• John Lowry

What Will the Future Bring to Construction Costs?



Major Australian Quantity Surveying firms are of the general opinion that construction growth in Queensland over the next two years will be modest at around 4% - 5% per annum, with an expected upturn in industrial and warehouse buildings and a strong population growth, presumably following the customary trend of strong internal migration as cost of living pressures rise in Sydney and Melbourne. Qld. Master Builders forecasts a fall in demand for non-residential construction, although it forecasts industrial and warehouse construction will experience strong demand. It also recognises that access to finance will act as a drag on growth.

These forecasts are not borne out by demand statistics. Population growth in Queensland is below the 10 year average, with Brisbane and surrounding population engines (apart from the Gold Coast) modest.

Warehouse building approvals spiked in August 2018, followed by a dramatic fall in December. Whilst the August approvals indicate strong new year building starts, the annual change in value of building approvals is negative, at -31.4% from December 2017. The total value of approvals fell 32.5% between 2017 and 2018.

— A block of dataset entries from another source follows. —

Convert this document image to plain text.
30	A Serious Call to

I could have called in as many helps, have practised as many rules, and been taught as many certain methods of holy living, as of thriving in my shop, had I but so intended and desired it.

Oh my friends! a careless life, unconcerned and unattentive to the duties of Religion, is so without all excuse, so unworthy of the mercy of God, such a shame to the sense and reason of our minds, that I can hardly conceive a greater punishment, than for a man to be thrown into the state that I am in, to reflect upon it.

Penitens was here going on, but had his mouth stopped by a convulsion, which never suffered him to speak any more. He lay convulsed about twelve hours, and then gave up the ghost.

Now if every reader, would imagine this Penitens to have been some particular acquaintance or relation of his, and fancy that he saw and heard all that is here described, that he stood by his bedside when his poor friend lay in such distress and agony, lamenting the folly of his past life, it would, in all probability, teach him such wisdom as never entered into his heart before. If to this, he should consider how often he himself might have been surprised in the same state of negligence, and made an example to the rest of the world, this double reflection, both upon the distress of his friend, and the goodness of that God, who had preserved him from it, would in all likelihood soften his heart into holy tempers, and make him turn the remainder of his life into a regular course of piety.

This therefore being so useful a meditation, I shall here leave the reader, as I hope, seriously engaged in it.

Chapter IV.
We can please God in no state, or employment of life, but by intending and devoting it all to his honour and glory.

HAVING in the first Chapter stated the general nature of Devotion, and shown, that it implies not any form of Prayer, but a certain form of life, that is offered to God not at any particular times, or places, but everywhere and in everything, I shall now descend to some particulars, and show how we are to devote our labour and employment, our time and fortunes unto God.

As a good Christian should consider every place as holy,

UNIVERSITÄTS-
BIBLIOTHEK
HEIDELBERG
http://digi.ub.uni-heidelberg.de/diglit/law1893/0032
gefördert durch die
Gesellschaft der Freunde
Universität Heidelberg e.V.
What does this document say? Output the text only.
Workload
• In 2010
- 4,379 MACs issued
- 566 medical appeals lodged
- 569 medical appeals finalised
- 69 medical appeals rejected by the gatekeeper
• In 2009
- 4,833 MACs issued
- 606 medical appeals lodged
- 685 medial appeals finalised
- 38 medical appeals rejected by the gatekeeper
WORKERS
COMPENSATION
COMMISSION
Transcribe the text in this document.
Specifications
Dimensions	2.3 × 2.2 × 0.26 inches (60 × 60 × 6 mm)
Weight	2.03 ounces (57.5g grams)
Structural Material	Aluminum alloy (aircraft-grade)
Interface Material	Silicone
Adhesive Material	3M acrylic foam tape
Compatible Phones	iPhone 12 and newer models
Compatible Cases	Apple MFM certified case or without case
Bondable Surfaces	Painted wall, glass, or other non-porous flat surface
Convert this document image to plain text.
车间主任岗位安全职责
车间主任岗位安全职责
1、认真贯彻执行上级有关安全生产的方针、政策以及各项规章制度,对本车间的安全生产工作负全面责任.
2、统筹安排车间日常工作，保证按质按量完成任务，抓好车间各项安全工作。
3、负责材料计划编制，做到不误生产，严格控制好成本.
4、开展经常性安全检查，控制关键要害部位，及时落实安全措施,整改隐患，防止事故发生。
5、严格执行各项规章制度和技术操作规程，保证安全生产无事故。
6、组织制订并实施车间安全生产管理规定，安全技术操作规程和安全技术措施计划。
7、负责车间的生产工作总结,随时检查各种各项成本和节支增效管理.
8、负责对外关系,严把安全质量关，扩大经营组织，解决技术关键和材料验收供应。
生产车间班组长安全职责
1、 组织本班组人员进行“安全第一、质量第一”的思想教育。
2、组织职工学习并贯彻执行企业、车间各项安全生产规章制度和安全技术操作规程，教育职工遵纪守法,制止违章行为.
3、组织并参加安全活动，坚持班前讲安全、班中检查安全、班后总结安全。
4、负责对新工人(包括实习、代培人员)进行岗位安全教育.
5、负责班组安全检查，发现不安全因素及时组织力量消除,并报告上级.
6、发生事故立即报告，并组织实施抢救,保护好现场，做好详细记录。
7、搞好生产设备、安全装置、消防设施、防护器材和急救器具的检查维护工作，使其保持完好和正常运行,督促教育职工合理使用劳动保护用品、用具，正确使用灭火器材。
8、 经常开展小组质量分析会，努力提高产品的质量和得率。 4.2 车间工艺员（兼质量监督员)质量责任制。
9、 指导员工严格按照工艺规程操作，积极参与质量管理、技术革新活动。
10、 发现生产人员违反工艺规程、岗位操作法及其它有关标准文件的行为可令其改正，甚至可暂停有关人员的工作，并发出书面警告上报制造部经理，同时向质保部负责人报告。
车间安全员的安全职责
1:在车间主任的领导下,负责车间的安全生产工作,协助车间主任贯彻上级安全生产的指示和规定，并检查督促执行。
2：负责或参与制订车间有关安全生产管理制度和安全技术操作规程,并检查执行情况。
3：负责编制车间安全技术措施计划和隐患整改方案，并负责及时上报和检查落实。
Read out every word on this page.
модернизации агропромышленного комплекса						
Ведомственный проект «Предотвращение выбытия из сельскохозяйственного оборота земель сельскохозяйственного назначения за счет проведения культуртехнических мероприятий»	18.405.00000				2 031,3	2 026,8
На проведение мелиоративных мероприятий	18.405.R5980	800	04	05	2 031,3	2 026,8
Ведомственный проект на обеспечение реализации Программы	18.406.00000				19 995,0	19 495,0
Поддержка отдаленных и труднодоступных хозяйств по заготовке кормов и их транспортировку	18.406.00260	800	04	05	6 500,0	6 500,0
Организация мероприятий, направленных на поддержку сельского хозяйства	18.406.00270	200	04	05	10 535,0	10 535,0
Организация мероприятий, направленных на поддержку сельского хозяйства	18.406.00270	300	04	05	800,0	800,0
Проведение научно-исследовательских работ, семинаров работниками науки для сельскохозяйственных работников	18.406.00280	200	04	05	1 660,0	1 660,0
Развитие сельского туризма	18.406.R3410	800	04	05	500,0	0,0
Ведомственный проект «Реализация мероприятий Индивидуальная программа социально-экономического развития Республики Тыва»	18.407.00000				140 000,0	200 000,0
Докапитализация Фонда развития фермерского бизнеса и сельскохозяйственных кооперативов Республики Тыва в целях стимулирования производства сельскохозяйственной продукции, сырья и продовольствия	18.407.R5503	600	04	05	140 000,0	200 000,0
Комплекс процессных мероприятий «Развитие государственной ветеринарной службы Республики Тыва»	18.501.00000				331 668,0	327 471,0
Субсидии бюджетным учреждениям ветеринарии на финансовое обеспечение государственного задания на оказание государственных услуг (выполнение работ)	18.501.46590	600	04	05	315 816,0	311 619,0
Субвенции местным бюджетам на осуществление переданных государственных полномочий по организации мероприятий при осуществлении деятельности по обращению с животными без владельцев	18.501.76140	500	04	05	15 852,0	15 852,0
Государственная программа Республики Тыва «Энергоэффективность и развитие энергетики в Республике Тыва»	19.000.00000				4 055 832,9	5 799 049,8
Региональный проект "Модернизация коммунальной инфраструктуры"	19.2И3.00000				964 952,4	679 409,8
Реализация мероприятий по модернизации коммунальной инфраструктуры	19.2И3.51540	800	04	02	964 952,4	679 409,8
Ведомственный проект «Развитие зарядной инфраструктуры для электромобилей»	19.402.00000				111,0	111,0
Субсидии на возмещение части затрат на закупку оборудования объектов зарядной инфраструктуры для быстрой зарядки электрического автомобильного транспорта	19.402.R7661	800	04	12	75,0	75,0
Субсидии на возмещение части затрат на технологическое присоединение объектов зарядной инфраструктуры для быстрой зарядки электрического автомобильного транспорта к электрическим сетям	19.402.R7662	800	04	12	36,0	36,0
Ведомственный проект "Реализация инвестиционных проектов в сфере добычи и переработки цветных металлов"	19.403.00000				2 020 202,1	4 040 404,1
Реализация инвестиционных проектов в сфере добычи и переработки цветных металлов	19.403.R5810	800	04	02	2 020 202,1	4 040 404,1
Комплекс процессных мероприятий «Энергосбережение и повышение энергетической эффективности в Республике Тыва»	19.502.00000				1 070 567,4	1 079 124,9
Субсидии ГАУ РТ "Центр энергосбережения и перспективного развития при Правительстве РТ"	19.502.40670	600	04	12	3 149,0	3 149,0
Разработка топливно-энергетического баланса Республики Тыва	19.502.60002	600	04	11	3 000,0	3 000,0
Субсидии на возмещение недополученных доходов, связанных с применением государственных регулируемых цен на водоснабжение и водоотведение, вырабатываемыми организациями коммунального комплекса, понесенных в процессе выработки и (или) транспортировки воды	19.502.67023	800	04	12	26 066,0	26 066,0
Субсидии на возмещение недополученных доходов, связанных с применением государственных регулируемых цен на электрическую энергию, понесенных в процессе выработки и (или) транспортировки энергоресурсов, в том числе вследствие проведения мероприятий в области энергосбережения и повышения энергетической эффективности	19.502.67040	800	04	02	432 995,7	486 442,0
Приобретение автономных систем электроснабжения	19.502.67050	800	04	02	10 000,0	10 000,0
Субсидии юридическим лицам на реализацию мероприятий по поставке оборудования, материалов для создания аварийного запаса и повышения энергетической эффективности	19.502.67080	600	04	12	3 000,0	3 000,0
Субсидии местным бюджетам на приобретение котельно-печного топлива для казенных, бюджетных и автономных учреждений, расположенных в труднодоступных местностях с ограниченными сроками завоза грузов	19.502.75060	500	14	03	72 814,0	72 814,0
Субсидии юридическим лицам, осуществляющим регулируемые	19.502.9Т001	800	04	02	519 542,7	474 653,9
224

The Australian Construction Industry Forum (ACIF) the national peak construction body, indicates industrial / warehouse workload fell sharply through 2008. Whilst a slow recovery is predicted it is not forecast to reach the high of 2017/2018 until after 2021. Commentary on the residential side is more mixed. Some commentators believe there may be a pickup in demand through 2019 if Labor's negative gearing policies are announced. Respected researcher Michael Matusic tells us that there is a very large stock of approved residential units awaiting construction, mainly in large projects. However only 10% are under construction and a furthre 28% are likely to commence over the next 3 years. Many of the proposed developmens are struggling to achieve sufficient pre-sales to trigger construction finance and others, having developed for the investor market, may find themselves with the wrong product as the market shifts to downsizers, retirees and aged households.

In view of the poor demand forecasts, I would not expect construction costs in Queensland or Brisbane to exceed the lower end of projections between 3.1% and 3.5% for at least the next 12 months, without some major stimulus.